Reuters 25 March 2015
Schools that use suspension to punish drug use, or that weakly enforce any of their drug policies, have higher rates of student marijuana use than schools with more consistent and less-punitive approaches, according to a new study.
The researchers used two waves of surveys of more than 3,000 students in grades seven and nine and more than 100 of their school administrators, half in Washington State and half in Australia. In 2002, the students and administrators reported on their school drug policies. In 2003, the students reported their own drug use.
In Australia, 25 percent of school administrators said they would call the police in response to illicit drug use in the school and 56 percent said the student would receive out-of-school suspension, compared to 60 percent of Washington administrators who would call police and 78 percent who would use suspension.
About 40 percent of students in both locations cited suspension as an optional penalty for violating their school drug policy.
The researchers found that calling the police, expulsion and referral to a nurse or counselor were not associated with the likelihood of marijuana use among students.

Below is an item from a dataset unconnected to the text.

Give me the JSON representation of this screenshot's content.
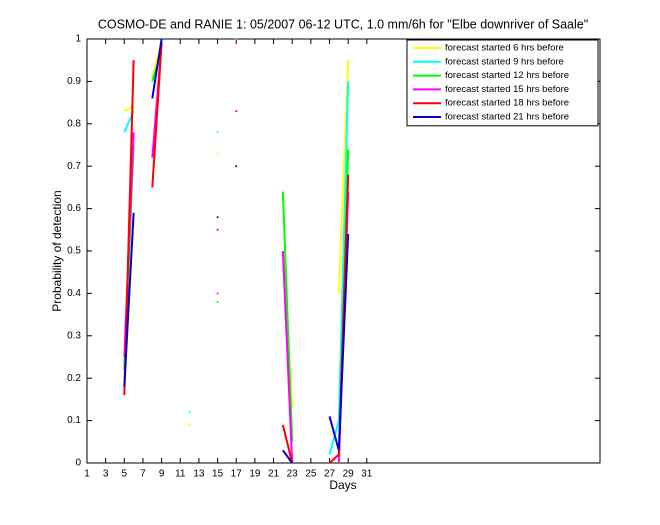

But out-of-school suspension policies and weak policy enforcement were tied to increased odds of marijuana use, according to the results in the American Journal of Public Health.
Underage marijuana use can lead to later dependence and is associated with a variety of health and behavioral problems such as memory deficits, psychosis, decreased levels of motivation, school non-completion, driving accidents and unsafe sexual practices, Evans-Whipp said.
Students who said their school policies included “abstinence education” about avoiding illicit drugs altogether, or whose schools counseled violators about the dangers of drug use were almost 50 percent less likely than others to use marijuana in the following year.